Nordqvist was penalised for grounding her club in a fairway bunker, with video showing her club barely touching the sand before she hit out.
That paved the way for Lang - who parred all three play-off holes - to capture her first Major title at CordeValle in San Martin, California. The two had ended regulation tied on six-under par 282 - two shots in front of a group that included world No. 1 Lydia Ko.
American Lang, who captured her only prior LPGA Tour title at the 2012 Manulife Financial LPGA Classic, closed with a one-under 71.
"I can't believe it. It means absolutely everything," said the 30-year-old. "This is what you dream of. It's amazing."
NOT DISPUTING THE DECISION, JUST THE TIMING
It wasn't my intention to ground the club... probably misjudged it a little bit and touched a little bit of sand and that is a penalty. I just wish they would have told me a little earlier.
ANNA NORDQVIST, accepting the consequences.

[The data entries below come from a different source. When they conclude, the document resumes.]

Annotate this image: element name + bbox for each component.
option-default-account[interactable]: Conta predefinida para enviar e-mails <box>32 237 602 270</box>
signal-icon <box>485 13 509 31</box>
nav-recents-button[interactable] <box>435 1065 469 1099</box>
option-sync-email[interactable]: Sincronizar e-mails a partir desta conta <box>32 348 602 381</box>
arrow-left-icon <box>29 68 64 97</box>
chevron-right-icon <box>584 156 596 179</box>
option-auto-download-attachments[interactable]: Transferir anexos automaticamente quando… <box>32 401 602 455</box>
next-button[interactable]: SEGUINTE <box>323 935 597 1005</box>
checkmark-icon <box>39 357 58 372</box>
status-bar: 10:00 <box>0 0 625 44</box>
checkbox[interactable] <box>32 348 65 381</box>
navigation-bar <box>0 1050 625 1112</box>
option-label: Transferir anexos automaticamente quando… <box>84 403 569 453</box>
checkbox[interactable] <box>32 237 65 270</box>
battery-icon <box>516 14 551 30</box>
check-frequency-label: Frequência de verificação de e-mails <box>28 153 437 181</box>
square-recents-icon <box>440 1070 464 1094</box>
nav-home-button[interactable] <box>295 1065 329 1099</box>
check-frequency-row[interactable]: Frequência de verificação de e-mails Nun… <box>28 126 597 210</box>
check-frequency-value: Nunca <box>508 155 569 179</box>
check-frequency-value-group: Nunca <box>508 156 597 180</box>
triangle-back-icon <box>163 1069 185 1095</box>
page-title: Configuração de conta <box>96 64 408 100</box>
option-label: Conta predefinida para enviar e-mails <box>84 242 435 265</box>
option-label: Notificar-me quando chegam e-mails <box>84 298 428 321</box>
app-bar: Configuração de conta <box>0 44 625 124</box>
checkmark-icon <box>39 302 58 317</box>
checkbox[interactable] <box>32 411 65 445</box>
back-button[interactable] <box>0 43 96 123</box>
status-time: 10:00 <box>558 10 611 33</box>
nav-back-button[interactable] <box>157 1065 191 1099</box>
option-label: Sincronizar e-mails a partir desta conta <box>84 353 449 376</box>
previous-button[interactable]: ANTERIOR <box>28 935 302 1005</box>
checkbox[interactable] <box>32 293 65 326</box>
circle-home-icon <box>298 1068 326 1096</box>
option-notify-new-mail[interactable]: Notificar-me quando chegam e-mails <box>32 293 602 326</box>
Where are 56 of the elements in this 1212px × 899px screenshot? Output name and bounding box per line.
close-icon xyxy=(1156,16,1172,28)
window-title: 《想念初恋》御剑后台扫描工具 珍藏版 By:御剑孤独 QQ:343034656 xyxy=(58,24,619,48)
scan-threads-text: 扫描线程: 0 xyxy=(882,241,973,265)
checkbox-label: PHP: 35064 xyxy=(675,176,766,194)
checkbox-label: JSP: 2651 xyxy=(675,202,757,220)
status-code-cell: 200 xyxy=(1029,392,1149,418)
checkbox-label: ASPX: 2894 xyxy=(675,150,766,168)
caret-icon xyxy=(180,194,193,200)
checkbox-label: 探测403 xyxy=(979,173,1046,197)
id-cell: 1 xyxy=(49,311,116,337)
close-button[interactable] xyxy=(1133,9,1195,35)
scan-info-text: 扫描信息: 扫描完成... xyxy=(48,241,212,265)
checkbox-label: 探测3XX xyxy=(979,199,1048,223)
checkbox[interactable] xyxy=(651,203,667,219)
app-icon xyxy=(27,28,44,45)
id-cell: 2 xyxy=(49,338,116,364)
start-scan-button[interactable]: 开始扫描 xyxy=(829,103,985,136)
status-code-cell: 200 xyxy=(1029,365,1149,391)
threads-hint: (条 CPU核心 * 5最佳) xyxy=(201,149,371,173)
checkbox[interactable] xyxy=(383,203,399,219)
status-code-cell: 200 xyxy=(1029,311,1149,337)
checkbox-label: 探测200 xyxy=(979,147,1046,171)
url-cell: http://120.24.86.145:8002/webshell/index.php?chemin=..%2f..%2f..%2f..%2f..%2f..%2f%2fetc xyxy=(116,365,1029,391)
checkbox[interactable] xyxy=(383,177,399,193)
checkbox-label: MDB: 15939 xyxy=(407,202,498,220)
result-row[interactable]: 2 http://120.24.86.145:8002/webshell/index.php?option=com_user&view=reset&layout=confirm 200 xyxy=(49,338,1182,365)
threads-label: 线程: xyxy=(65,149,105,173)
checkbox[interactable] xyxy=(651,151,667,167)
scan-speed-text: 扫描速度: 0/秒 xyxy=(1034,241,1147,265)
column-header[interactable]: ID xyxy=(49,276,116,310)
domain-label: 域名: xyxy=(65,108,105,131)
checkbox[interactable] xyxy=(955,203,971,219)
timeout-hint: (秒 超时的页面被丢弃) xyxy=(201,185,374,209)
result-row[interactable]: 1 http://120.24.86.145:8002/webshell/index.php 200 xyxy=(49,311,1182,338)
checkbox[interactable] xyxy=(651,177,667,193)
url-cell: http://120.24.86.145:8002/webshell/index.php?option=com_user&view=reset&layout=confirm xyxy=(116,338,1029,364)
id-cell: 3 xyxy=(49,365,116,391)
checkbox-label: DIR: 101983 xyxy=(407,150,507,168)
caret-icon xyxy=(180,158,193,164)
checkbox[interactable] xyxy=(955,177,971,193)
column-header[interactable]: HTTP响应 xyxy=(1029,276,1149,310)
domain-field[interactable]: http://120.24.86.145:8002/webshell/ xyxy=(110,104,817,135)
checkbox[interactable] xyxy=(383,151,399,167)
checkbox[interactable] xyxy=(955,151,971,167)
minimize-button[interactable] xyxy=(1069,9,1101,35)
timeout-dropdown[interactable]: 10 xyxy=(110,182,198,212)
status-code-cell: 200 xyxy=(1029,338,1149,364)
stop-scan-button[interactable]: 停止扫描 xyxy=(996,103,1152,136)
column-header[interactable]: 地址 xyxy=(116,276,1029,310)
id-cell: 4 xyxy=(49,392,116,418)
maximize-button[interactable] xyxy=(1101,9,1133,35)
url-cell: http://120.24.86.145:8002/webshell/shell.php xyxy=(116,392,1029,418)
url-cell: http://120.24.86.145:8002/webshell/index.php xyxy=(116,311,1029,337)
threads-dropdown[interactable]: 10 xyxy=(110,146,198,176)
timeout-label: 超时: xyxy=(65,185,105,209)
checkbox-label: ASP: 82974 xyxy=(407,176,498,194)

Lang had taken sole possession of the lead at the par-three 16th, where she rolled in a 15-foot downhill birdie putt. However, a three-putt bogey at 17 dropped her back into a tie for the lead with Nordqvist.
The Swede, who had stormed to the top of the leader board with a final-round 67 that included three birdies and an eagle, didn't learn of the penalty until after her third shot at the final play-off hole.
"Well, first, I couldn't really believe that it happened," she said. "It wasn't my intention to ground the club... probably misjudged it a little bit and touched a little bit of sand and that is a penalty. I just wish they would have told me a little earlier."
Nordqvist said she might have been a little more aggressive with her shot into the green if she'd known she was two strokes adrift.
The US Golf Association's timing in telling the players of Nordqvist's penalty recalled the rules fracas at the men's US Open, where the USGA came in for criticism of its handling of a penalty against eventual winner Dustin Johnson - who was told by on-course officials he wouldn't be penalised after his ball moved on a green, then told he might be, then finally was.
While Nordqvist wished she'd learned sooner of the penalty, she had no argument with the decision.
"Hey, I made a mistake and I will have to take the consequences for it," she said.
Lang sympathised with Nordqvist, acknowledging that knowing she had a cushion made things easier for her as she hit into the final play-off hole.
"Definitely it took a little bit of pressure off me," she said.
Ko was leading the tournament by two strokes with 12 holes to play, but the 19-year-old New Zealander suffered a sudden dip in form, dropping five shots in seven holes around the turn to cede the lead.
Had she won, she would have become the youngest golfer to win three Major titles, eclipsing the long-established mark set by Young Tom Morris when he clinched the 1870 British Open aged 19 years and four months.
"Unfortunately, I am not the one holding the trophy, but I feel proud of the way I played," Ko said after carding a 75 to finish at four-under 284, two shots behind Lang. "I wasn't in any good position after the first day, and even to be leading after three days, I think, was a good performance,"
South Korea's Park Sung Hyun, who led after 36 holes, bogeyed the last to complete a 74 that left her tied for third on 284, alongside Ko and South Koreans Amy Yang (73) and Ji Eun-Hee (74).